Why Do Cables Matter?


To me, all you need is low L, C, and R. I run Mogami W3104 bi-wire from my McIntosh MAC7200 to my Martin Logan Theos. We all know that a chain is only as strong as its' weakest link - so I am honestly confused by all this cable discussion. 

What kind of wiring goes from the transistor or tube to the amplifier speaker binding post inside the amplifier? It is usually plain old 16 ga or 14 ga copper. Then we are supposed to install 5 - 10' or so of wallet-emptying, pipe-sized pure CU or AG with "special configurations" to the speaker terminals?

What kind of wiring is inside the speaker from the terminals to the crossover, and from the crossover to the drivers? Usually plain old 16 ga or 14 ga copper.

So you have "weak links" inside the amplifier, and inside the speaker, so why bother with mega expensive cabling between the two? It doesn't make logical sense to me. It makes more sense to match the quality of your speaker wires with the existing wires in the signal path [inside the amplifier and inside the speaker].

 

 

kinarow1

@yoyoyaya Yes I've been right on set when huge productions were waiting for me to untangle cables getting screamed at by the first Assistant Director. To me cables are like plumbing they should only get noticed if there is a problem. 

For a guy who accuses others of using straw men arguments, you flood the field with scarecrows. 

 I have never read a cable review where reviewer started out by cleaning connections. Just pulling off a cable and reconnecting removes some oxide this would effect sound. Suggest looking at what the cable and connector's are made of more than what its price tag is.

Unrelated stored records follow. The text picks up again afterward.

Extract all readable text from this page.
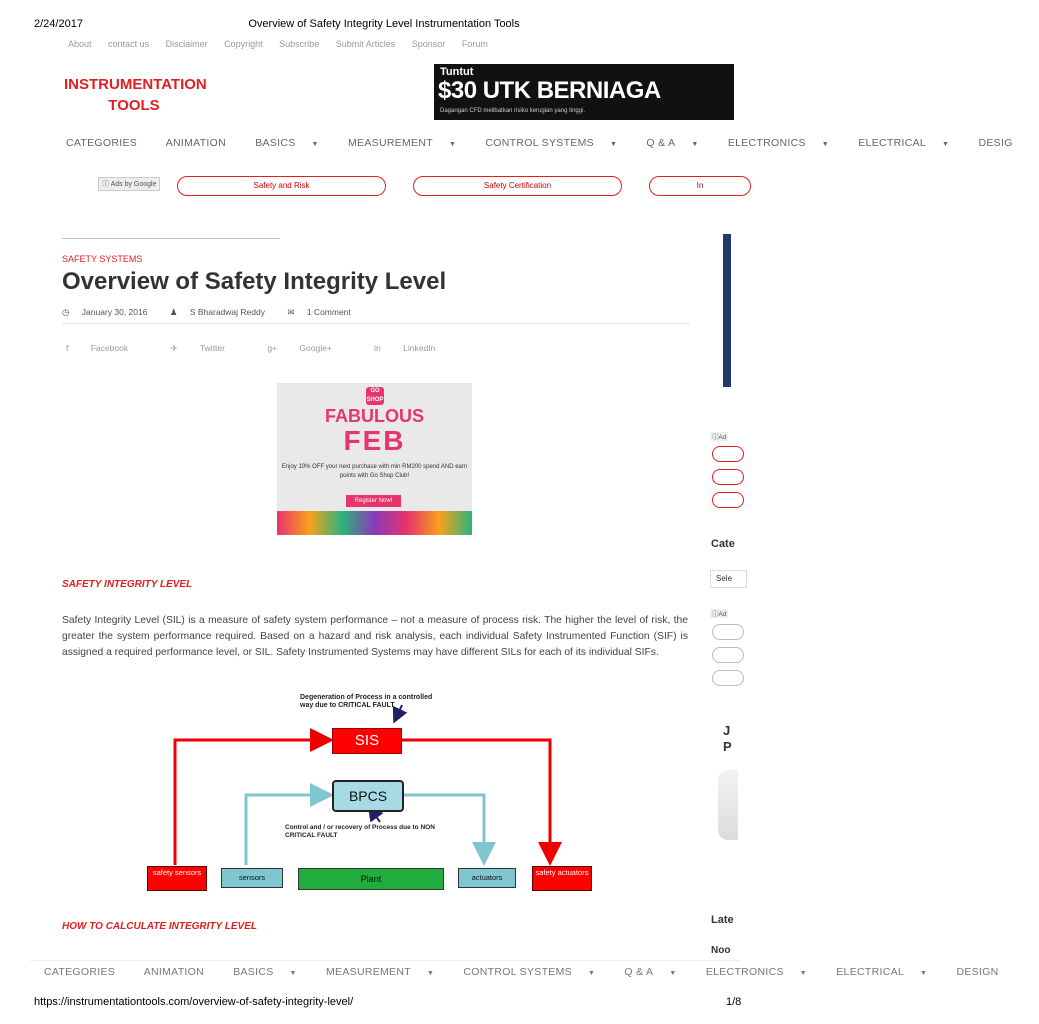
2/24/2017	Overview of Safety Integrity Level Instrumentation Tools
About contact us Disclaimer Copyright Subscribe Submit Articles Sponsor Forum
INSTRUMENTATION
TOOLS
Tuntut
$30 UTK BERNIAGA
Dagangan CFD melibatkan risiko kerugian yang tinggi.
CATEGORIES	ANIMATION	BASICS ▼	MEASUREMENT ▼	CONTROL SYSTEMS ▼	Q & A ▼	ELECTRONICS ▼	ELECTRICAL ▼	DESIG
ⓘ Ads by Google	Safety and Risk	Safety Certification	In
SAFETY SYSTEMS
Overview of Safety Integrity Level
◷ January 30, 2016	♟ S Bharadwaj Reddy	✉ 1 Comment
f Facebook	✈ Twitter	g+ Google+	in LinkedIn
GO SHOP
FABULOUS
FEB
Enjoy 10% OFF your next purchase with min RM200 spend AND earn points with Go Shop Club!
Register Now!
SAFETY INTEGRITY LEVEL
Safety Integrity Level (SIL) is a measure of safety system performance – not a measure of process risk. The higher the level of risk, the greater the system performance required. Based on a hazard and risk analysis, each individual Safety Instrumented Function (SIF) is assigned a required performance level, or SIL. Safety Instrumented Systems may have different SILs for each of its individual SIFs.
Degeneration of Process in a controlled way due to CRITICAL FAULT
SIS
BPCS
Control and / or recovery of Process due to NON CRITICAL FAULT
safety sensors
sensors	Plant	actuators
safety actuators
HOW TO CALCULATE INTEGRITY LEVEL
ⓘAd
Cate
Sele
ⓘAd
J
P
Late
Noo
CATEGORIES	ANIMATION	BASICS ▼	MEASUREMENT ▼	CONTROL SYSTEMS ▼	Q & A ▼	ELECTRONICS ▼	ELECTRICAL ▼	DESIGN
https://instrumentationtools.com/overview-of-safety-integrity-level/	1/8
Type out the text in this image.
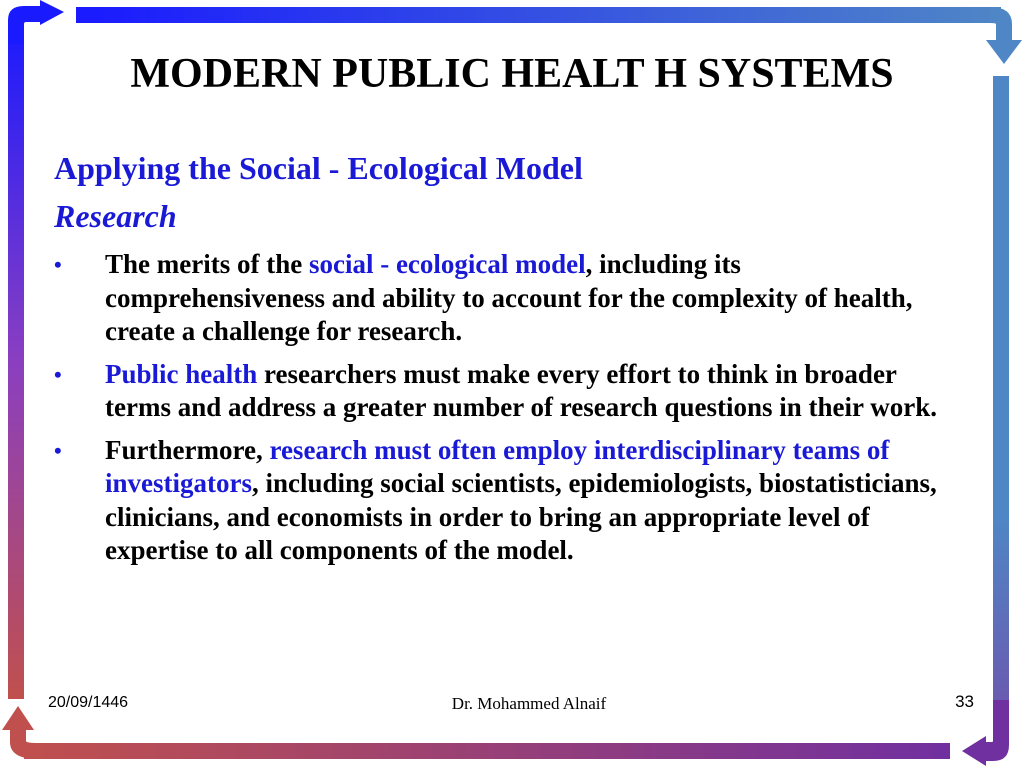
MODERN PUBLIC HEALT H SYSTEMS
Applying the Social - Ecological Model
Research
• The merits of the social - ecological model, including its comprehensiveness and ability to account for the complexity of health, create a challenge for research.
• Public health researchers must make every effort to think in broader terms and address a greater number of research questions in their work.
• Furthermore, research must often employ interdisciplinary teams of investigators, including social scientists, epidemiologists, biostatisticians, clinicians, and economists in order to bring an appropriate level of expertise to all components of the model.
20/09/1446	Dr. Mohammed Alnaif	33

@yoyoyaya As a serious answer with the 2nd law in mind it would mean that at the smallest point of information flow in the signal path would be the limiting factor. If digital (which is usually the problem these days) the smallest sample rate is the limiting factor in analog you can just turn up the signal creating noise.This is why 48khz is still the norm, could have recorded many movies at 96khz but there would be a particular piece of equipment that couldn't deal with it so 96khz never caught on for movies. In music analog front ends (mixers) then recorded to 192khz ProTools is about as good as it gets in my opinion, yes it's a little noisier in the front end (same idea as tube amps) but the signal is digital in the mix and can be changed any way you want without losing fidelity. Many audiophiles speak of cables in such stellar ways if you don't use expensive cables not having them creates a bottleneck in both the analog and digital world. in analog bad cables are very easy to hear if you have experience with the system and microphones (tube mics are harder) usually a bad mic cable crackles very very loudly because the ground is broken and 48v phantom power rips your head off, in the digital world cables that don't pass the proper 1s and 0s don't work at all. Great engineers whom I've learned from felt a lot of responsibility to the original recording and the format in which that recording was preserved for posterity, no one considered that AI will easily put together the missing pieces in the future. AI will be the added information in the 2nd law definition in the near future. 

@johnk Gold should be used on connectors not because gold is a good conductor but because there is 0 residue, in 1000 years there will be no oxide on gold connectors maybe dust but no oxide.